Tuesday 12 April 2022
Workout Plan: Sports Performance Week 1 Day 2
Purpose: To enhance athletic performance by focusing on speed, agility, power, and full-body strength while incorporating dynamic warm-up exercises for flexibility and mobility.
Warm Up:
- 400m run, then
3 rounds:
- 2 walkouts
- 4 windmill push-ups
- 3/3 hip openers
- 1 length high knees
- 10 Cossack squats
Part A: Capacity
Measure: Time (Speed)
4 x 8min EMOM (Every minute on the minute for 8 rounds):
A.
- 3 x shuttle sprints + 5 burpees
B.
- 6/6 1-arm landmine clean and press + 10 skater jumps
C.
- 10 renegade rows + 10 V-ups
D.
- 12-18 calories on bike
Muscle Groups:
- Lower body: Cossack squats, skater jumps, and burpees target the quadriceps, hamstrings, glutes, and calves, improving lower body strength and power.

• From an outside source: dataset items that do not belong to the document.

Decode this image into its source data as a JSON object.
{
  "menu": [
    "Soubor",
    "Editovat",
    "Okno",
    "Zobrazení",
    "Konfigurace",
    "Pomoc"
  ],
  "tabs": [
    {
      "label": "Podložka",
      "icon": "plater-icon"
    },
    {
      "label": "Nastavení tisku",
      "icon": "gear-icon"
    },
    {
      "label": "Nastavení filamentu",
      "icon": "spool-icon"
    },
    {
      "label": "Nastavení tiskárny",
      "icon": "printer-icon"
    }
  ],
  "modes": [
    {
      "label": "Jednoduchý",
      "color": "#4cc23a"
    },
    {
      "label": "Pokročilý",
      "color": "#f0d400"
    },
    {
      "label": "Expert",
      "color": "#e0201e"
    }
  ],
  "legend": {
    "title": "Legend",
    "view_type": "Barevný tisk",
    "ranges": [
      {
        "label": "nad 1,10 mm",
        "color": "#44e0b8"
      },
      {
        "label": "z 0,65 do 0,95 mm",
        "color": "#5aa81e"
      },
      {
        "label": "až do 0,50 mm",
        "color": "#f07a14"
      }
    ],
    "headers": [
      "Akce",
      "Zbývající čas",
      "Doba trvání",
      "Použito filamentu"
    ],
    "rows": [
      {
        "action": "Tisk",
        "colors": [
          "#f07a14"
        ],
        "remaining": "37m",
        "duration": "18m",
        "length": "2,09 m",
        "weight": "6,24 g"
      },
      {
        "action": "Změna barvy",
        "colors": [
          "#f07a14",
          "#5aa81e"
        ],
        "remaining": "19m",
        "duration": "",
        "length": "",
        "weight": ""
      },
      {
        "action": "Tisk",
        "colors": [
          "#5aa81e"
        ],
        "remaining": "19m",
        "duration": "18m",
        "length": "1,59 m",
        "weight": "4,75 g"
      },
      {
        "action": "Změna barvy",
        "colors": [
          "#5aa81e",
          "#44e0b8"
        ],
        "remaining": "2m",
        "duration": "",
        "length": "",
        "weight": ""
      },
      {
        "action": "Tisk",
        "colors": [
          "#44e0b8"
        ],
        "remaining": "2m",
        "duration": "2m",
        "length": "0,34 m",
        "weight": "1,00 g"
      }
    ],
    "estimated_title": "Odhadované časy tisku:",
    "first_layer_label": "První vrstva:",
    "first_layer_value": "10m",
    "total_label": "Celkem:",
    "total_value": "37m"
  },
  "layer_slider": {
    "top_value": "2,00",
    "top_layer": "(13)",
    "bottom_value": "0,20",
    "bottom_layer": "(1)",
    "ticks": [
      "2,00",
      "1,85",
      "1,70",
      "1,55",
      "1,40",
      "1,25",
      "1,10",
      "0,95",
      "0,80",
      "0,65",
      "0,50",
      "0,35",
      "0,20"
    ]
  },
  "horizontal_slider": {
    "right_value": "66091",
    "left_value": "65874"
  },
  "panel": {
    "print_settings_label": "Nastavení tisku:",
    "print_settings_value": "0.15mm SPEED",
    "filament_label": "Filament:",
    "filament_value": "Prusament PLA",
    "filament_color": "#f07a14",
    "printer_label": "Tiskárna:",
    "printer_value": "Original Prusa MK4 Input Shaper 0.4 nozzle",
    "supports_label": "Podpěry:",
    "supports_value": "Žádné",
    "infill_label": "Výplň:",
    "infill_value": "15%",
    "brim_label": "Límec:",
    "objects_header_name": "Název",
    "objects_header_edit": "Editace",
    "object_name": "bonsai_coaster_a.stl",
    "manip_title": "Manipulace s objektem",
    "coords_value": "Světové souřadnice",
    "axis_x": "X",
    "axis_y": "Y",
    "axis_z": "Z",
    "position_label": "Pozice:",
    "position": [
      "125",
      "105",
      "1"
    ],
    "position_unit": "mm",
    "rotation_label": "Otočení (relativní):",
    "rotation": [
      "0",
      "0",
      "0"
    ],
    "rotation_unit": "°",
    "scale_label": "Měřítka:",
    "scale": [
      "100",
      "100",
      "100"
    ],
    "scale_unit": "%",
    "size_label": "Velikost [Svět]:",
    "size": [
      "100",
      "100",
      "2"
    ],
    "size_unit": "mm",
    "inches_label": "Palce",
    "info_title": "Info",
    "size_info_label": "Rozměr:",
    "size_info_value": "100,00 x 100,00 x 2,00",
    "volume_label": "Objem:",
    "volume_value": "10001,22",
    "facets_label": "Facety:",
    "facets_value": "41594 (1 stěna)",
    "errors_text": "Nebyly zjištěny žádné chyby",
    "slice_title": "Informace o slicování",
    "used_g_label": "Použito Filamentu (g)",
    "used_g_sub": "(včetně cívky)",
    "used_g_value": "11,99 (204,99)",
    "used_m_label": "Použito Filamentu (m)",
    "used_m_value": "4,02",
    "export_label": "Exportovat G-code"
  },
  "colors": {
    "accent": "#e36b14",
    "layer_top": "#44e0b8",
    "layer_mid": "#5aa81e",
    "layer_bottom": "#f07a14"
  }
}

- Upper body: Windmill push-ups, 1-arm landmine clean and press, and renegade rows engage the chest, back, shoulders, and arms, enhancing upper body strength and power.
- Core muscles: V-ups, walkouts, and renegade rows target the abdominal muscles, obliques, and lower back muscles for stability and core strength.
- Cardiovascular conditioning: Shuttle sprints, high knees, and the 400m run provide full-body movements that increase heart rate and improve cardiovascular fitness.
This workout plan targets full-body muscles and athletic performance, focusing on speed, agility, power, and strength while incorporating dynamic warm-up exercises for flexibility and mobility. The EMOM format challenges participants to complete each exercise within a minute, promoting speed, endurance, and overall fitness. The combination of compound, plyometric, and bodyweight exercises ensures a well-rounded workout that targets all major muscle groups, enhancing sports performance.